SPLADE
What it is
SPLADE (Sparse Lexical and Expansion Embeddings) is a neural model that learns sparse embeddings—vectors with many zeros and few non-zero dimensions—that are directly compatible with inverted index retrieval. SPLADE bridges dense and sparse paradigms: it learns semantic representations like dense embeddings but indexes them like BM25-compatible sparse vectors.
[illustrate: Query producing sparse vector with high values for semantically relevant terms; low/zero values for irrelevant terms; compatible with inverted index lookup]
How it works
-
Model architecture:
- Encode query and document with BERT-like encoder
- For each token, predict a weight (importance) via learned layer
- Aggregate token weights by term: sparse embedding = term → max(token_weight)
-
Training:
- Contrastive loss between query and relevant documents
- Sparsity regularization (L0 or ReLU thresholding) to keep weights sparse
- Optional: expand vocabulary with semantically similar terms
-
Indexing:
- Store sparse vector as (term, weight) pairs
- Compatible with existing inverted-index infrastructure (Elasticsearch, etc.)

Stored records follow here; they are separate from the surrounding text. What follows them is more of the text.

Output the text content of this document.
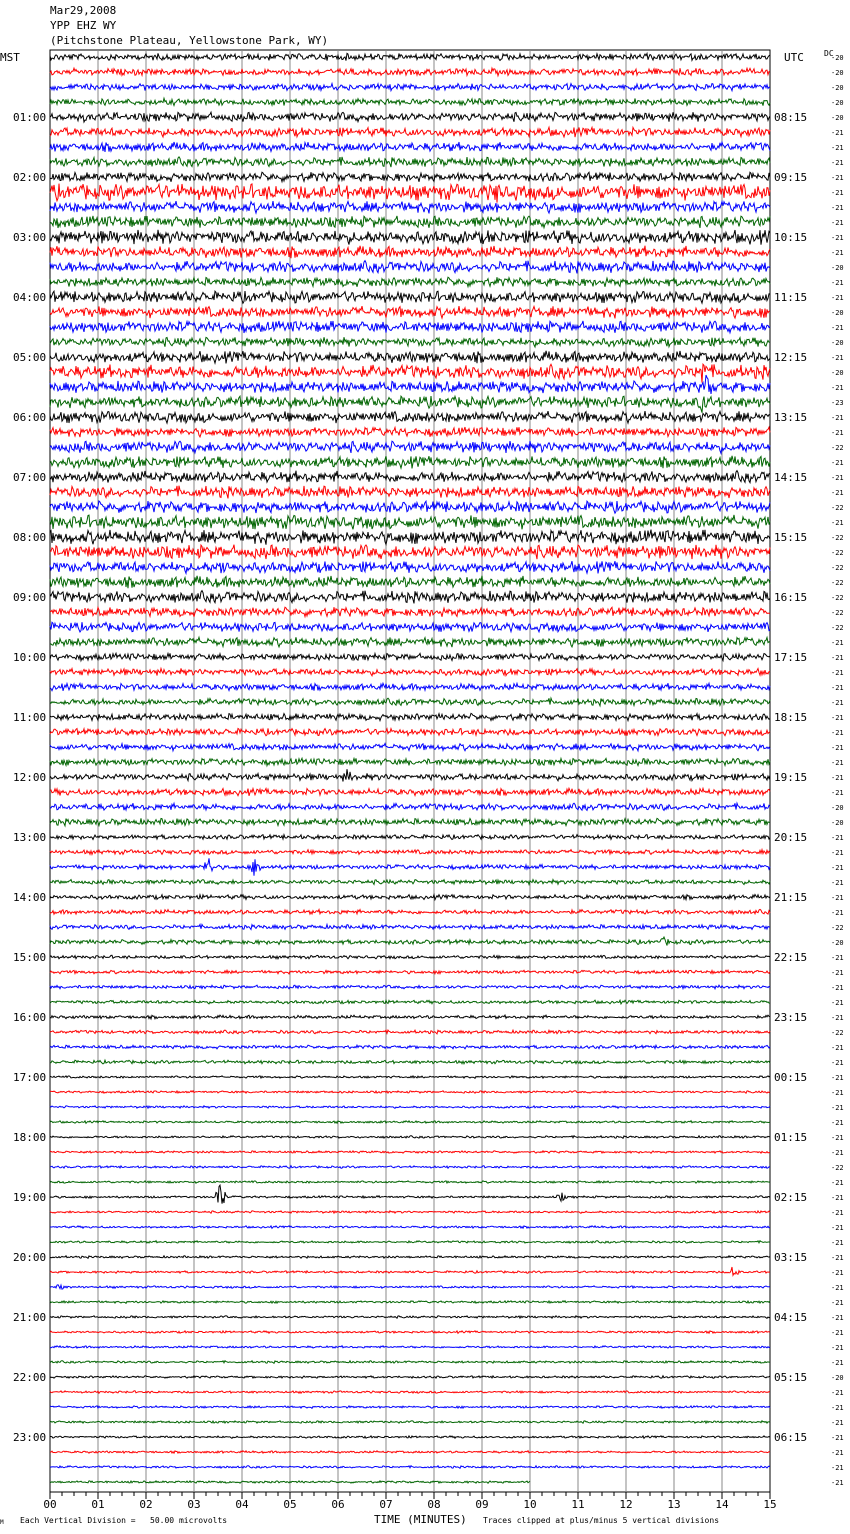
Mar29,2008
YPP EHZ WY
(Pitchstone Plateau, Yellowstone Park, WY)
MST	UTC	DC
-20
-20
-20
-20
-20
-21
-21
-21
-21
-21
-21
-21
-21
-21
-20
-21
-21
-20
-21
-20
-21
-20
-21
-23
-21
-21
-22
-21
-21
-21
-22
-21
-22
-22
-22
-22
-22
-22
-22
-21
-21
-21
-21
-21
-21
-21
-21
-21
-21
-21
-20
-20
-21
-21
-21
-21
-21
-21
-22
-20
-21
-21
-21
-21
-21
-22
-21
-21
-21
-21
-21
-21
-21
-21
-22
-21
-21
-21
-21
-21
-21
-21
-21
-21
-21
-21
-21
-21
-20
-21
-21
-21
-21
-21
-21
-21
01:00
02:00
03:00
04:00
05:00
06:00
07:00
08:00
09:00
10:00
11:00
12:00
13:00
14:00
15:00
16:00
17:00
18:00
19:00
20:00
21:00
22:00
23:00
08:15
09:15
10:15
11:15
12:15
13:15
14:15
15:15
16:15
17:15
18:15
19:15
20:15
21:15
22:15
23:15
00:15
01:15
02:15
03:15
04:15
05:15
06:15
00	01	02	03	04	05	06	07	08	09	10	11	12	13	14	15
TIME (MINUTES)
M Each Vertical Division =   50.00 microvolts	Traces clipped at plus/minus 5 vertical divisions
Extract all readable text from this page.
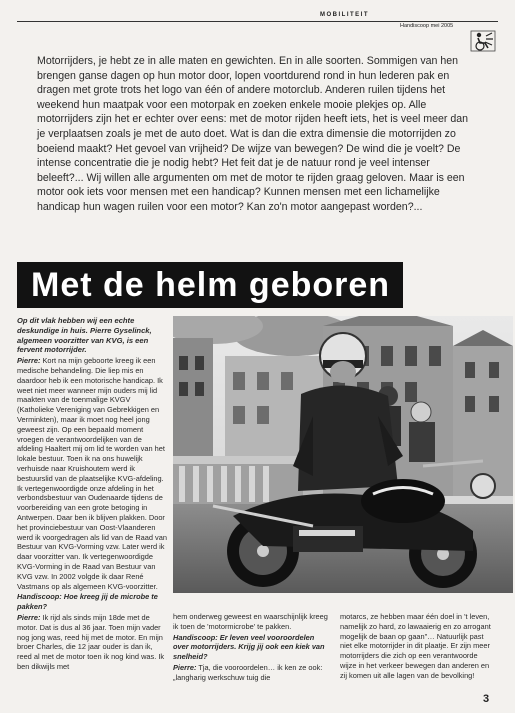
MOBILITEIT
Handiscoop mei 2005

Motorrijders, je hebt ze in alle maten en gewichten. En in alle soorten. Sommigen van hen brengen ganse dagen op hun motor door, lopen voortdurend rond in hun lederen pak en dragen met grote trots het logo van één of andere motorclub. Anderen ruilen tijdens het weekend hun maatpak voor een motorpak en zoeken enkele mooie plekjes op. Alle motorrijders zijn het er echter over eens: met de motor rijden heeft iets, het is veel meer dan je verplaatsen zoals je met de auto doet. Wat is dan die extra dimensie die motorrijden zo boeiend maakt? Het gevoel van vrijheid? De wijze van bewegen? De wind die je voelt? De intense concentratie die je nodig hebt? Het feit dat je de natuur rond je veel intenser beleeft?... Wij willen alle argumenten om met de motor te rijden graag geloven. Maar is een motor ook iets voor mensen met een handicap? Kunnen mensen met een lichamelijke handicap hun wagen ruilen voor een motor? Kan zo'n motor aangepast worden?...

Met de helm geboren

Op dit vlak hebben wij een echte deskundige in huis. Pierre Gyselinck, algemeen voorzitter van KVG, is een fervent motorrijder.

Pierre: Kort na mijn geboorte kreeg ik een medische behandeling. Die liep mis en daardoor heb ik een motorische handicap. Ik weet niet meer wanneer mijn ouders mij lid maakten van de toenmalige KVGV (Katholieke Vereniging van Gebrekkigen en Verminkten), maar ik moet nog heel jong geweest zijn. Op een bepaald moment vroegen de verantwoordelijken van de afdeling Haaltert mij om lid te worden van het lokale bestuur. Toen ik na ons huwelijk verhuisde naar Kruishoutem werd ik bestuurslid van de plaatselijke KVG-afdeling. Ik vertegenwoordigde onze afdeling in het verbondsbestuur van Oudenaarde tijdens de voorbereiding van een grote betoging in Antwerpen. Daar ben ik blijven plakken. Door het provinciebestuur van Oost-Vlaanderen werd ik voorgedragen als lid van de Raad van Bestuur van KVG-Vorming vzw. Later werd ik daar voorzitter van. Ik vertegenwoordigde KVG-Vorming in de Raad van Bestuur van KVG vzw. In 2002 volgde ik daar René Vastmans op als algemeen KVG-voorzitter.

Handiscoop: Hoe kreeg jij de microbe te pakken?

Pierre: Ik rijd als sinds mijn 18de met de motor. Dat is dus al 36 jaar. Toen mijn vader nog jong was, reed hij met de motor. En mijn broer Charles, die 12 jaar ouder is dan ik, reed al met de motor toen ik nog kind was. Ik ben dikwijls met

hem onderweg geweest en waarschijnlijk kreeg ik toen de 'motormicrobe' te pakken.

Handiscoop: Er leven veel vooroordelen over motorrijders. Krijg jij ook een kiek van snelheid?

Pierre: Tja, die vooroordelen… ik ken ze ook: „langharig werkschuw tuig die

motarcs, ze hebben maar één doel in 't leven, namelijk zo hard, zo lawaaierig en zo arrogant mogelijk de baan op gaan"… Natuurlijk past niet elke motorrijder in dit plaatje. Er zijn meer motorrijders die zich op een verantwoorde wijze in het verkeer bewegen dan anderen en zij komen uit alle lagen van de bevolking!

3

- No special ANN index needed
-
Retrieval:
- Look up terms in inverted index (like BM25)
- Weight scoring by learned term weights (like embeddings)
Example
# Dense embedding: 768 floats per query/document
# SPLADE sparse embedding: ~20–50 non-zero terms per query/document
Query: "machine learning applications"
SPLADE embedding:
{
"machine": 0.9,
"learning": 0.8,
"applications": 0.7,
"neural": 0.4, # learned expansion
"model": 0.3, # learned expansion
...
(rest are zero)
}
# Index in Elasticsearch as sparse vector
# Retrieval: match non-zero terms, weight by values
Variants and history
SPLADE appeared around 2021 as a way to combine benefits of dense and sparse retrieval. SPLADE v2 improved efficiency and recall. SPLADE++ integrated better pre-training. Variants include multi-vector SPLADE, learned document expansion, and hybrid combinations with dense reranking. SPLADE addresses a practical need: semantic understanding without replicating entire embedding infrastructure.
When to use it
Use SPLADE when:
- You want semantic understanding with inverted-index efficiency
- Existing sparse infrastructure (Elasticsearch) is in place
- You need interpretable term-based explanations
- Resource constraints prevent dense ANN indexing
- Hybrid search with dense reranking is acceptable
SPLADE is slower at indexing than BM25 but faster at query time than dense retrieval and more interpretable. Trade-off: moderate effectiveness gains over BM25 without full dense retrieval infrastructure.